CHAIRMAN Eddie Mitchell has expressed his disappointment at Frank Demouge’s failure to cut it in England – but insists the striker was not a “dud” signing.

Dutchman Demouge yesterday put the finishing touches to a move to Holland when he signed a loan deal with top-flight outfit Roda JC until the end of the season.

The 30-year-old was given permission by Eddie Howe to return to his homeland, even though the Cherries boss would have preferred him to pursue his career in England.

Demouge last season netted seven times in 20 appearances for FC Utrecht before becoming Cherries’ marquee summer signing when he penned a two-year deal.

However, after admitting he had found the rigours of the English game demanding and picking up an injury in his first training session, Demouge was sidelined for the first two months of the campaign.

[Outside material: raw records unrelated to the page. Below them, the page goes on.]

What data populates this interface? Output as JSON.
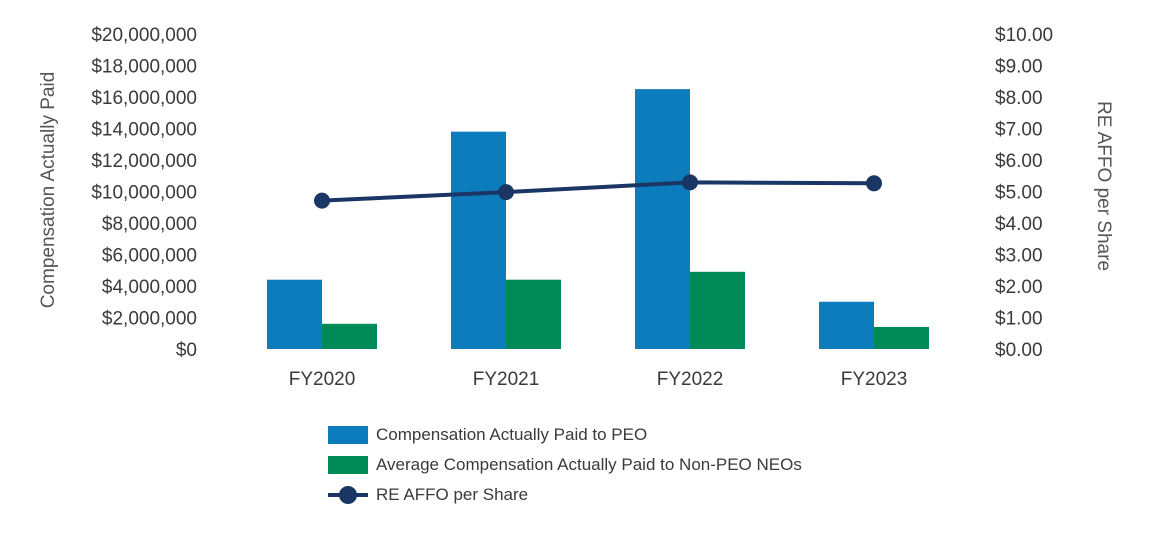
{
  "chart_data": {
    "type": "bar",
    "categories": [
      "FY2020",
      "FY2021",
      "FY2022",
      "FY2023"
    ],
    "series": [
      {
        "name": "Compensation Actually Paid to PEO",
        "axis": "left",
        "kind": "bar",
        "color": "#0d7cbd",
        "values": [
          4400000,
          13800000,
          16500000,
          3000000
        ]
      },
      {
        "name": "Average Compensation Actually Paid to Non-PEO NEOs",
        "axis": "left",
        "kind": "bar",
        "color": "#008a58",
        "values": [
          1600000,
          4400000,
          4900000,
          1400000
        ]
      },
      {
        "name": "RE AFFO per Share",
        "axis": "right",
        "kind": "line",
        "color": "#1a3664",
        "values": [
          4.71,
          4.98,
          5.29,
          5.26
        ]
      }
    ],
    "left_axis": {
      "label": "Compensation Actually Paid",
      "ylim": [
        0,
        20000000
      ],
      "ticks": [
        "$0",
        "$2,000,000",
        "$4,000,000",
        "$6,000,000",
        "$8,000,000",
        "$10,000,000",
        "$12,000,000",
        "$14,000,000",
        "$16,000,000",
        "$18,000,000",
        "$20,000,000"
      ]
    },
    "right_axis": {
      "label": "RE AFFO per Share",
      "ylim": [
        0,
        10
      ],
      "ticks": [
        "$0.00",
        "$1.00",
        "$2.00",
        "$3.00",
        "$4.00",
        "$5.00",
        "$6.00",
        "$7.00",
        "$8.00",
        "$9.00",
        "$10.00"
      ]
    },
    "legend_position": "bottom-center",
    "grid": false
  },
  "legend": [
    {
      "label": "Compensation Actually Paid to PEO",
      "color": "#0d7cbd",
      "kind": "bar"
    },
    {
      "label": "Average Compensation Actually Paid to Non-PEO NEOs",
      "color": "#008a58",
      "kind": "bar"
    },
    {
      "label": "RE AFFO per Share",
      "color": "#1a3664",
      "kind": "line"
    }
  ]
}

And despite forcing his way in and starting Paul Groves’s final two games in charge, Demouge failed to feature under Howe and slipped further down the pecking order following Brett Pitman’s arrival.

Mitchell told the Daily Echo: “It is frustrating all round. We know that what suits one manager, might not suit another and his injury didn’t help when he first came here.

“He has gone back to a top-flight club in Holland so it is not as if he was a dud. He just didn’t make the breaks he would have wanted, for reasons only he and the managers know.

“If we find there are players needing to play and wanting to move because they are in a foreign country, we will let them go, providing the manager is agreeable.”

Demouge is understood to be one of the highest-paid players at Dean Court, with Roda expected to pay the majority of his wages while he remains with them.

Mitchell added: “He came on a free transfer so it didn’t cost much to get him. We have paid his wages while he has been here, which is a cost. If he had played and scored 10 goals, we would say we were pleased with the outlay. He didn’t but you could say that about lots of players.

“Signing players is often a gamble, more so when you find somebody from abroad.

“He hasn’t gone permanently and, maybe next season, it might be different. He might go there and score loads of goals and, when he comes back, Eddie might have a different view, I don’t know.

“We are not here to waste money for the club, we are here to cut our cloth as tightly as we can and still try to be successful. Frank fitted in well and always conducted himself properly. But you can only get 11 men on the pitch and we have got people in that position who Eddie chooses to pick. That is the way football is.”